Surabaya (ANTARA) - Pengamat hukum tata negara Universitas Airlangga Surabaya Dwi Rahayu Kristianti MA mengemukakan pemerintah dan DPR perlu melibatkan masyarakat untuk membahas Rancangan Undang-Undang Penghapusan Kekerasan Seksual (RUU PKS).
Dwi Rahayu Kristianti dikonfirmasi di Surabaya, Senin, mengatakan bahwa pelibatan masyarakat penting karena hingga saat ini RUU PKS masih menuai pro dan kontra, sehingga membuat DPR RI menunda pengesahaannya.
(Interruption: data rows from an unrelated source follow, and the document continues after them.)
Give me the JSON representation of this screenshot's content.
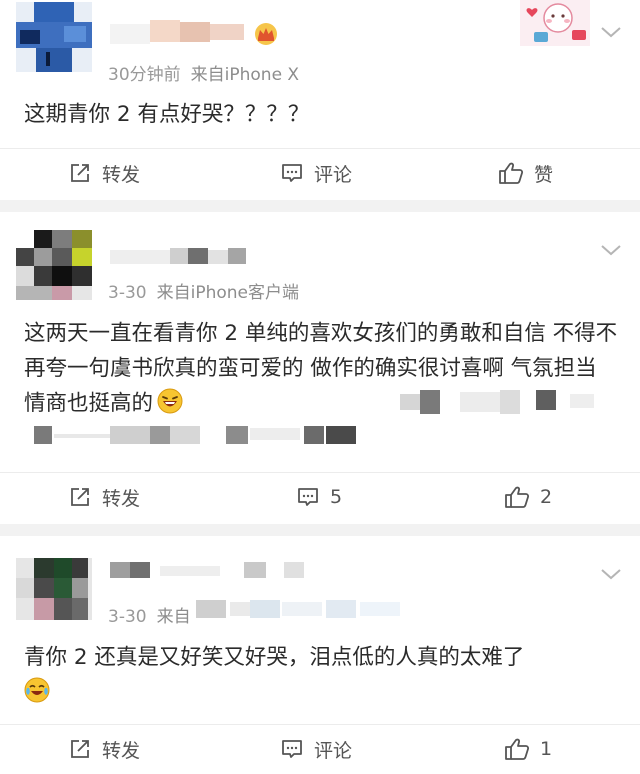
{
  "posts": [
    {
      "time": "30分钟前",
      "source": "来自iPhone X",
      "content": "这期青你 2 有点好哭？？？？",
      "actions": {
        "repost": "转发",
        "comment": "评论",
        "like": "赞"
      }
    },
    {
      "time": "3-30",
      "source": "来自iPhone客户端",
      "content": "这两天一直在看青你 2 单纯的喜欢女孩们的勇敢和自信 不得不再夸一句虞书欣真的蛮可爱的 做作的确实很讨喜啊 气氛担当情商也挺高的",
      "actions": {
        "repost": "转发",
        "comment": "5",
        "like": "2"
      }
    },
    {
      "time": "3-30",
      "source": "来自",
      "content": "青你 2 还真是又好笑又好哭，泪点低的人真的太难了",
      "actions": {
        "repost": "转发",
        "comment": "评论",
        "like": "1"
      }
    }
  ],
  "icons": {
    "repost": "share-icon",
    "comment": "comment-icon",
    "like": "thumb-up-icon",
    "more": "chevron-down-icon",
    "vip": "crown-icon"
  },
  "colors": {
    "separator": "#f2f2f2",
    "meta_text": "#999999",
    "body_text": "#2b2b2b",
    "action_text": "#555555"
  }
}
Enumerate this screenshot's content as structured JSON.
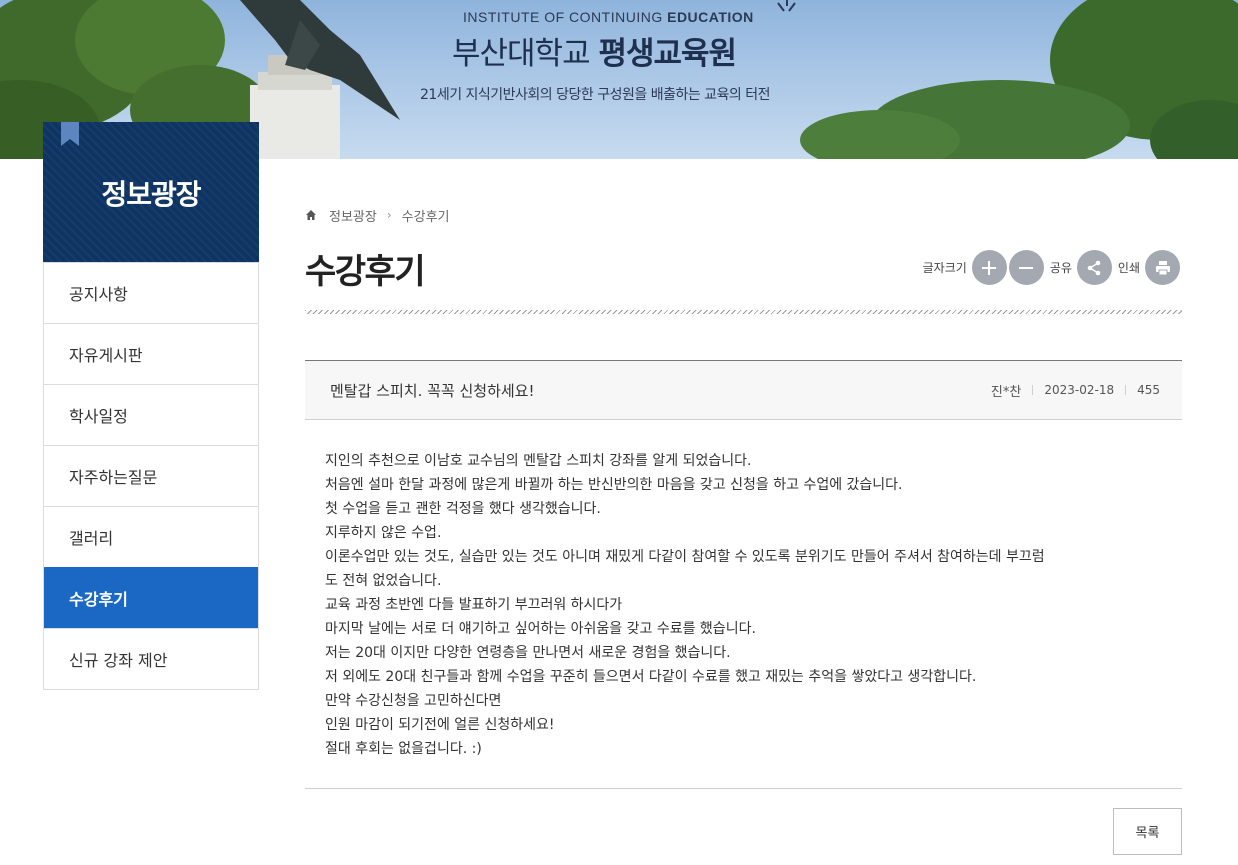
{
  "banner": {
    "subtitle_en_prefix": "INSTITUTE OF CONTINUING ",
    "subtitle_en_bold": "EDUCATION",
    "title_normal": "부산대학교 ",
    "title_bold": "평생교육원",
    "slogan": "21세기 지식기반사회의 당당한 구성원을 배출하는 교육의 터전"
  },
  "sidebar": {
    "heading": "정보광장",
    "items": [
      {
        "label": "공지사항"
      },
      {
        "label": "자유게시판"
      },
      {
        "label": "학사일정"
      },
      {
        "label": "자주하는질문"
      },
      {
        "label": "갤러리"
      },
      {
        "label": "수강후기",
        "active": true
      },
      {
        "label": "신규 강좌 제안"
      }
    ]
  },
  "breadcrumb": {
    "home_icon": "home-icon",
    "items": [
      "정보광장",
      "수강후기"
    ]
  },
  "page": {
    "title": "수강후기"
  },
  "tools": {
    "font_size_label": "글자크기",
    "share_label": "공유",
    "print_label": "인쇄",
    "icons": [
      "plus-icon",
      "minus-icon",
      "share-icon",
      "print-icon"
    ]
  },
  "post": {
    "title": "멘탈갑 스피치. 꼭꼭 신청하세요!",
    "author": "진*찬",
    "date": "2023-02-18",
    "views": "455",
    "body": [
      "지인의 추천으로 이남호 교수님의 멘탈갑 스피치 강좌를 알게 되었습니다.",
      "처음엔 설마 한달 과정에 많은게 바뀔까 하는 반신반의한 마음을 갖고 신청을 하고 수업에 갔습니다.",
      "첫 수업을 듣고 괜한 걱정을 했다 생각했습니다.",
      "지루하지 않은 수업.",
      "이론수업만 있는 것도, 실습만 있는 것도 아니며 재밌게 다같이 참여할 수 있도록 분위기도 만들어 주셔서 참여하는데 부끄럼",
      "도 전혀 없었습니다.",
      "교육 과정 초반엔 다들 발표하기 부끄러워 하시다가",
      "마지막 날에는 서로 더 얘기하고 싶어하는 아쉬움을 갖고 수료를 했습니다.",
      "저는 20대 이지만 다양한 연령층을 만나면서 새로운 경험을 했습니다.",
      "저 외에도 20대 친구들과 함께 수업을 꾸준히 들으면서 다같이 수료를 했고 재밌는 추억을 쌓았다고 생각합니다.",
      "만약 수강신청을 고민하신다면",
      "인원 마감이 되기전에 얼른 신청하세요!",
      "절대 후회는 없을겁니다. :)"
    ]
  },
  "buttons": {
    "list_label": "목록"
  }
}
"Tujuan utamanya adalah jelas menciptakan paradigma baru yang menjamin masyarakat bebas dari kekerasan seksual," kata dosen Fakultas Hukum Unair itu.
Draf RUU PKS membutuhkan waktu dua tahun hingga pada 2 September 2019 masuk dalam Daftar Inventarisasi Masalah (DIM).
Dwi Rahayu menjelaskan, pada hukum acara lebih ditekankan untuk merangkul korban dan memerhatikan haknya. Namun, hal tersebut masih sangat bertolak belakang jika dilihat dalam DIM yang sebelumnya terdapat sembilan kekerasan seksual, dipadatkan kembali hanya menjadi empat kekerasan seksual.
"Penyusutan tersebut membuat adanya celah hukum yang dapat dimanfaatkan oleh beberapa orang," ujarnya.
Menurut ia, penundaan pengesahan RUU PKS oleh DPR RI bukan urusan penting bagi negara, karena masih banyak RUU lain yang belum dibahas.
"Jika dilihat runtutan RUU yang diusulkan DPR RI, semuanya terhubung satu sama lain dalam agenda besar," ucapnya.
Hal tersebut menurutnya tidak sesederhana mempersalahkan kepemimpinan Presiden Joko Widodo baik atau jahat. Semua RUU yang dibahas sebenarnya bukan perkara personal, tapi sudah struktural.
"Perlu diketahui bahwa RUU tentang Ketenagakerjaan yang direvisi oleh pemerintah banyak mendapat penolakan karena merugikan para buruh," tambah Dwi Rahayu.
"Terutama jika dilihat secara seksama RUU Ketenagakerjaan akan berkaitan dengan RUU PKS akan merugikan para buruh wanita," katanya dengan menambahkan adanya ketimpangan gaji dan perlakuan terhadap buruh perempuan masih banyak dijumpai.